According to relationship coach and author Kira Asatryan, using the “busy” excuse is harming our friendships.
Her three reasons why it might be time to eliminate the term “busy” in social interactions?
- “Everyone is busy.” Anyone can claim it at any time so it has become meaningless.
- “It’s open to (negative) interpretation.” The person on the receiving end will usually assume a negative reason for this excuse.
- “It means ‘not right now.’” The object of this response has dropped on the priority list of the subject leading to feelings of rejection.
Instead of using the term “busy,” the author proposes three better, if more time consuming and even uncomfortable, options:
- “Be more specific.” Give explicit reasons for declining and don’t forget to show interest anyway.
- “Set a time frame.” Explain why you are busy and let them know when things will ease up.
- “Determine if you need to have a difficult conversation.” Having the uncomfortable “break-up” talk instead of continuing to “ghost” someone.

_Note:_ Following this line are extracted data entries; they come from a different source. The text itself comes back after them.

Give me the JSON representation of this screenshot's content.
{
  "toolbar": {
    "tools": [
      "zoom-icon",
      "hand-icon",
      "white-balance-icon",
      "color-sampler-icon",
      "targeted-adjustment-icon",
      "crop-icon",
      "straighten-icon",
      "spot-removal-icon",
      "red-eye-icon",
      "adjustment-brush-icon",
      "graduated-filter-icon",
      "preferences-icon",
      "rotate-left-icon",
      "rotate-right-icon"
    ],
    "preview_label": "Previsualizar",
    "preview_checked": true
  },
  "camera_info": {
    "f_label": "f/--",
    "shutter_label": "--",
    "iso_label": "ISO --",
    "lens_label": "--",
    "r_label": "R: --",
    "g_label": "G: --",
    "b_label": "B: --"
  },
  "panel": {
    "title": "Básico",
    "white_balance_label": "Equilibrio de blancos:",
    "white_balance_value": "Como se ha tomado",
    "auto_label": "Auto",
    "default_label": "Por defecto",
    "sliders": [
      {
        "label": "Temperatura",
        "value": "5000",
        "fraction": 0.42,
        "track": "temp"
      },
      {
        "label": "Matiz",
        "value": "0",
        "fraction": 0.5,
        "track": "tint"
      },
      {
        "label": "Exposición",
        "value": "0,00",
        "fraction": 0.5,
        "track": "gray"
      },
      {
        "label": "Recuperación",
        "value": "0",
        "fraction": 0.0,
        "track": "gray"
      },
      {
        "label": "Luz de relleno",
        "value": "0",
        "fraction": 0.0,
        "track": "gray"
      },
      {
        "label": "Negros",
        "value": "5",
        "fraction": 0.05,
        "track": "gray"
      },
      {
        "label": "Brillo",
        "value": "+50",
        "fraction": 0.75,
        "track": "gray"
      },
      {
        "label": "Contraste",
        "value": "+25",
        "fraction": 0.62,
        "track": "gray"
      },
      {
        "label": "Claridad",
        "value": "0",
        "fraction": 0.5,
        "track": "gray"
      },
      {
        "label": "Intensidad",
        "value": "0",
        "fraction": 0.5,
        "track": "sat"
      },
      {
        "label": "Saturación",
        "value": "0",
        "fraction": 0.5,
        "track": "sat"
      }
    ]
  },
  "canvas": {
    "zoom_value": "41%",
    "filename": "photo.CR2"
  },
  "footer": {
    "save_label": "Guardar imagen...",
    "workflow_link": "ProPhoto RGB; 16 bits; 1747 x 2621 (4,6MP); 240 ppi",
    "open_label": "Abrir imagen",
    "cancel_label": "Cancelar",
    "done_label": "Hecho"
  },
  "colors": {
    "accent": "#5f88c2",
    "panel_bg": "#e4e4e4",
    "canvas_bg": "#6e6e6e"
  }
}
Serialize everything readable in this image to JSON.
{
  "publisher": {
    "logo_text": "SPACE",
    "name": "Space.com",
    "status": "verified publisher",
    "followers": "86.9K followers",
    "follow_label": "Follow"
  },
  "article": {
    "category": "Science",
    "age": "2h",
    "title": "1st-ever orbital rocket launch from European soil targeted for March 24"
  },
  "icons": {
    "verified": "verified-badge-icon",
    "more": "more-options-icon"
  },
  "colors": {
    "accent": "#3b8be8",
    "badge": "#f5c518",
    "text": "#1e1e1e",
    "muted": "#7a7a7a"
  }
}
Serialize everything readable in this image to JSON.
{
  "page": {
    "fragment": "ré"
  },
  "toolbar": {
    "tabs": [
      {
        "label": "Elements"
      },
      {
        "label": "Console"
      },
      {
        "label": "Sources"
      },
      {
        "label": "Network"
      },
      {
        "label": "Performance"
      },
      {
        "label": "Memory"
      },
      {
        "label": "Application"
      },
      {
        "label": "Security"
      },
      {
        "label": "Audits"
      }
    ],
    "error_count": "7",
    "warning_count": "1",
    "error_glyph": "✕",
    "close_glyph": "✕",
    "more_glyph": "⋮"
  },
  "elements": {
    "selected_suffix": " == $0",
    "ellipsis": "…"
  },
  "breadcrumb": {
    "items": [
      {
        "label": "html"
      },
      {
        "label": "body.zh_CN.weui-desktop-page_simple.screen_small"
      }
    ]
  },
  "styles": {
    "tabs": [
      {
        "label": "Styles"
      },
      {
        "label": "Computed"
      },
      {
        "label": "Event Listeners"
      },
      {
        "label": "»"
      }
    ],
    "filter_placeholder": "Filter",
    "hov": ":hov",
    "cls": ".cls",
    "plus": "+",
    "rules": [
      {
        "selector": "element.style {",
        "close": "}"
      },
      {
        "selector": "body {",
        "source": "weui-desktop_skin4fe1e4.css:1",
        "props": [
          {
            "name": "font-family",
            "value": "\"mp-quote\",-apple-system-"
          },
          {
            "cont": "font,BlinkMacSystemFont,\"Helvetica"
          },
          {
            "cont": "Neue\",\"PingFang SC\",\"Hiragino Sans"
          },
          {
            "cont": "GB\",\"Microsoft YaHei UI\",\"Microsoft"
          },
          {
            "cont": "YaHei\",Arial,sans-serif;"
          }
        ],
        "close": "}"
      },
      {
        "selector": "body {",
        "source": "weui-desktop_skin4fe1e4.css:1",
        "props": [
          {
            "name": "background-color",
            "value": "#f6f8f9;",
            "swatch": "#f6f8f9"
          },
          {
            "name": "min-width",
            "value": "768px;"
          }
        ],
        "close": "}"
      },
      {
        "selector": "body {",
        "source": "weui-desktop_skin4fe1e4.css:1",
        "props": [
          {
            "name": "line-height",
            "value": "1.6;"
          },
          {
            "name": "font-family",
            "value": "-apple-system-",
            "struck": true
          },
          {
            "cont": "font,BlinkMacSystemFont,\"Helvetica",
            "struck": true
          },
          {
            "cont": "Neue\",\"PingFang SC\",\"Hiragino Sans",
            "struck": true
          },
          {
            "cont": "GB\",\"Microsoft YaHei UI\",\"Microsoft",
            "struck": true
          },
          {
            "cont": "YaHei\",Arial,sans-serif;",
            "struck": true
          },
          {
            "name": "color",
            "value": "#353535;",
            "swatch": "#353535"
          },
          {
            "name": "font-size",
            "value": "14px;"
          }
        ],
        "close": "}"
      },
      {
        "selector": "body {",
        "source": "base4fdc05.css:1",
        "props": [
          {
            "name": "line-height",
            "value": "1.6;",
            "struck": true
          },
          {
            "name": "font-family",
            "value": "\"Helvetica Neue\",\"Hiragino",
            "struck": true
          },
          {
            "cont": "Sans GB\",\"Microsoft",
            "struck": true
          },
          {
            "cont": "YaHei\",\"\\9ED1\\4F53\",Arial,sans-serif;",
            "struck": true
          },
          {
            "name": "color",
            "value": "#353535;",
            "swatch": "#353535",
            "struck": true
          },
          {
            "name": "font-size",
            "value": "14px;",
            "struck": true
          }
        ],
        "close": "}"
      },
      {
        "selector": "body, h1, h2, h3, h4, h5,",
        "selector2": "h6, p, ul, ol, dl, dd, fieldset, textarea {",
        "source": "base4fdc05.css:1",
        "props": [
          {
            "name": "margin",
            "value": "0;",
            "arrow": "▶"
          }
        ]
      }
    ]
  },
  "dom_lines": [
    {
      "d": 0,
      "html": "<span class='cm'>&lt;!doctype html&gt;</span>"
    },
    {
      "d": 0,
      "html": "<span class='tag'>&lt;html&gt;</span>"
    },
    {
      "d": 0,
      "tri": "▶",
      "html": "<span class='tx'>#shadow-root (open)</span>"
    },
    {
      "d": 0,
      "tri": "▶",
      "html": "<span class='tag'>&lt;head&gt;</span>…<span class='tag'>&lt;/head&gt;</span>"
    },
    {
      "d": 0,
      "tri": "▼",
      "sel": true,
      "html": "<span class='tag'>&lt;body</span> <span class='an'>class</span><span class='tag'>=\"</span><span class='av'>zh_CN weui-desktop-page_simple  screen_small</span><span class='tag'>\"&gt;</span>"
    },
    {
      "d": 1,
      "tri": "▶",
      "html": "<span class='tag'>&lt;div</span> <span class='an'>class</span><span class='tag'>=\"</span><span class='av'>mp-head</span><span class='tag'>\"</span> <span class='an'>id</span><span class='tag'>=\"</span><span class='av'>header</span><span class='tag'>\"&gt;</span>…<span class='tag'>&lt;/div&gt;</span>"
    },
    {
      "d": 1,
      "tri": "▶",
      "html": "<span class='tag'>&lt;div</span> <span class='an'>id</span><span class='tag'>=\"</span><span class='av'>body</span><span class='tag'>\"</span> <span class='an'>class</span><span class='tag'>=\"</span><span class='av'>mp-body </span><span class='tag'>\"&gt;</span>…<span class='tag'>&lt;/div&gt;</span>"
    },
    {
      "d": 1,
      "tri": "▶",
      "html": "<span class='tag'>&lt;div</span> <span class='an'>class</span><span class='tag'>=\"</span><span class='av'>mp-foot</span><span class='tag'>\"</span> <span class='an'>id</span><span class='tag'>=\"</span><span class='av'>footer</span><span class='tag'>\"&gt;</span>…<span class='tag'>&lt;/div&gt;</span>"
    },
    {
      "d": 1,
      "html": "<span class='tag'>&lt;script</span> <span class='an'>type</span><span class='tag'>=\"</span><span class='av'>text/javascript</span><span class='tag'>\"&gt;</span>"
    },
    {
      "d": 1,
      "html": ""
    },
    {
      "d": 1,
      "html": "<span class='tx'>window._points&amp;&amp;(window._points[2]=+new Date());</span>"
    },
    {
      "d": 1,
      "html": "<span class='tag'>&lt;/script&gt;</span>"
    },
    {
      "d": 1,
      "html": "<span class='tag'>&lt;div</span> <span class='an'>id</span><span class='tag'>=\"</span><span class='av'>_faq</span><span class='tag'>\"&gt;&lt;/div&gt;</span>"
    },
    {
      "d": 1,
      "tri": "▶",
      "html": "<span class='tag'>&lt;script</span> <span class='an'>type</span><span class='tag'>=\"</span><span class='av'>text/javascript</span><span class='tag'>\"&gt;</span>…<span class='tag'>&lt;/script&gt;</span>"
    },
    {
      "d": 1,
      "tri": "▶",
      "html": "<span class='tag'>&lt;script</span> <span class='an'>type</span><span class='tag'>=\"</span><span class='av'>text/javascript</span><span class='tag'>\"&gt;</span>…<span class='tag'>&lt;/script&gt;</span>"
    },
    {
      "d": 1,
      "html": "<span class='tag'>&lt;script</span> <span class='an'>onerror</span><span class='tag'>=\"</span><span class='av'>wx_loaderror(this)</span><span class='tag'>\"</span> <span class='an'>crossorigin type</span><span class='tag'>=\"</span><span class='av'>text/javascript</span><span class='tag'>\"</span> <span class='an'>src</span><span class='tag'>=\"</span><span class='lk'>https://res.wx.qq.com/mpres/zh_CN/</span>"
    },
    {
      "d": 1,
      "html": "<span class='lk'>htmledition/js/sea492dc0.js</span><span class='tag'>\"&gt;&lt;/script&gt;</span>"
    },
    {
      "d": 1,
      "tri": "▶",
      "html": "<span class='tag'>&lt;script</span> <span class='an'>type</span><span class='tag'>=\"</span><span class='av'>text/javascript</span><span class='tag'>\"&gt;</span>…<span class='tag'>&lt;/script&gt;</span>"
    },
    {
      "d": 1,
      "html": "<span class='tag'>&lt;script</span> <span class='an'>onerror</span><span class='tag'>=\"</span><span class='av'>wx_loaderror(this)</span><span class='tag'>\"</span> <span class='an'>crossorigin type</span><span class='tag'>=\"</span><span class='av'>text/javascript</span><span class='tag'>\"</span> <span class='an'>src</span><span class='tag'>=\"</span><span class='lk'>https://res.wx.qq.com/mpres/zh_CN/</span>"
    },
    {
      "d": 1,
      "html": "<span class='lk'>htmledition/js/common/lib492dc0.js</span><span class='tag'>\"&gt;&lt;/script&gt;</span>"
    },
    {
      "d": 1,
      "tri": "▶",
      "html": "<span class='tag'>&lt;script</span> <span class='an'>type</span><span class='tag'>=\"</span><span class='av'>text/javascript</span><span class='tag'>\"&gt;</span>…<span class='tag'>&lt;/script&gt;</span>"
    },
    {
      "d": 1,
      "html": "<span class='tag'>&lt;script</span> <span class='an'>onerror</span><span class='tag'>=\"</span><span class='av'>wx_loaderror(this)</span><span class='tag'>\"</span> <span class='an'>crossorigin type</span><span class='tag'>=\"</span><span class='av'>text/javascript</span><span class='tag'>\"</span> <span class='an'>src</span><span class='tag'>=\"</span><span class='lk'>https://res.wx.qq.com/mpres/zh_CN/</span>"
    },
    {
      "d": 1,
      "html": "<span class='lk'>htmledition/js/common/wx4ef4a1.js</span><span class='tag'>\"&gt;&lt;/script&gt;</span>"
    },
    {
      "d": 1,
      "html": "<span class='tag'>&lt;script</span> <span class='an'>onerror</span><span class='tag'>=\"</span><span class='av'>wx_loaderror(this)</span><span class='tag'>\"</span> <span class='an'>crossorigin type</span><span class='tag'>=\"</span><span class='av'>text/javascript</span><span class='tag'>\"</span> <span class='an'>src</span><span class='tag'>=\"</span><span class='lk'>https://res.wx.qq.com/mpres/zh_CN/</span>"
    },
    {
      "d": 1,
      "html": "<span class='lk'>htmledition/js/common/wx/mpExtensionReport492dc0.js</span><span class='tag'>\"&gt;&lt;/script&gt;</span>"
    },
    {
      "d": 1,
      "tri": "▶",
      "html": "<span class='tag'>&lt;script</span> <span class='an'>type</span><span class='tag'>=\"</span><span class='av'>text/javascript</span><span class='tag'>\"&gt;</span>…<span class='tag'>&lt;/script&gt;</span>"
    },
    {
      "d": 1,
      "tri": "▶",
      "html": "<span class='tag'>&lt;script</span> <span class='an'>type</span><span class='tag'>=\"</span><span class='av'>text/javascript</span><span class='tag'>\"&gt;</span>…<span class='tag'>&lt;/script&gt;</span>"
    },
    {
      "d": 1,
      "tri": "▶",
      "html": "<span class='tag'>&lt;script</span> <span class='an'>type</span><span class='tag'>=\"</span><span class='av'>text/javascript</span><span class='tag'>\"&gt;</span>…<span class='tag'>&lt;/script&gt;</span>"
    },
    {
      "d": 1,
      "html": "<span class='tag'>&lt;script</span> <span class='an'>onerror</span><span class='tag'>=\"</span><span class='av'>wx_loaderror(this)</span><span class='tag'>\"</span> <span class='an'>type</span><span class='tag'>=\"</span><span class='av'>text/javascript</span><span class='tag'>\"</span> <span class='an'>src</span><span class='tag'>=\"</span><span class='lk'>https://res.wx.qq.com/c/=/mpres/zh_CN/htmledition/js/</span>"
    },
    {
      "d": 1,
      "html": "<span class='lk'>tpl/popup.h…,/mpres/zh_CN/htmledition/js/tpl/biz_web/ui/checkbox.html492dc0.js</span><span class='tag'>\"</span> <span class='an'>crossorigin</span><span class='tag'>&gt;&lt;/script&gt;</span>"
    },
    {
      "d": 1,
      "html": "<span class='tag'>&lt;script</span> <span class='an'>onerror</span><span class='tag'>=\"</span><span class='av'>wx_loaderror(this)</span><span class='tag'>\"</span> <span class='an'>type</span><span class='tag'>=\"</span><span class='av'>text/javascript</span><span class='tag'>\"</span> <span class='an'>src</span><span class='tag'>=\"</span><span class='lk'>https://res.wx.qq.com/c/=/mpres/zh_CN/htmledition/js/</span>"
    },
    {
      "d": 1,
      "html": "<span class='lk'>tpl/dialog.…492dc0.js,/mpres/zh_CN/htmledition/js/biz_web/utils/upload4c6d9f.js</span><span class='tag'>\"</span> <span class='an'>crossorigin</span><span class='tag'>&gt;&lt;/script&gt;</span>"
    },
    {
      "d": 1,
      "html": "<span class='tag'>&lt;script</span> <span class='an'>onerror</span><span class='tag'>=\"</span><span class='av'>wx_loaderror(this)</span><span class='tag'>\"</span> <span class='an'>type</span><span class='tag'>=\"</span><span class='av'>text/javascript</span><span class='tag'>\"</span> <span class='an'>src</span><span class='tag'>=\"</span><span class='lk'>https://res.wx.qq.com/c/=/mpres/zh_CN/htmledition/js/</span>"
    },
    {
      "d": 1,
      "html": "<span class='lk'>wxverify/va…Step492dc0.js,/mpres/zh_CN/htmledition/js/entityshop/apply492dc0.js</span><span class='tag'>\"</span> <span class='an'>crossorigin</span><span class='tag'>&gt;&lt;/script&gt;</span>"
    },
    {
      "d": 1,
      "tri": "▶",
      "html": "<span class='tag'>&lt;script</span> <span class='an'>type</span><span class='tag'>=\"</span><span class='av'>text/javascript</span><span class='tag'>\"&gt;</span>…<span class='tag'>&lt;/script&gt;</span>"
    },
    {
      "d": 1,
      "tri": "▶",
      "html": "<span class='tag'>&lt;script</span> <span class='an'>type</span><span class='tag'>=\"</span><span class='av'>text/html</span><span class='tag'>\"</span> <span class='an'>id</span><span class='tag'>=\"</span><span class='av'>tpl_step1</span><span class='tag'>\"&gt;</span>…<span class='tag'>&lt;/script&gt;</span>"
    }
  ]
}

I would add that the term “busy” can also have damaging effects on relationships in one’s own household. “Too busy” for the kids? “Too busy” for date night? “Too busy” to tackle at least part of the “honey-do” list? “Too busy” to have a real conversation?
Too often, “busy” means “I’m simply too busy to be bothered with you.” Maybe we need to re-examine our priorities and the use of our time in an increasingly noisy world.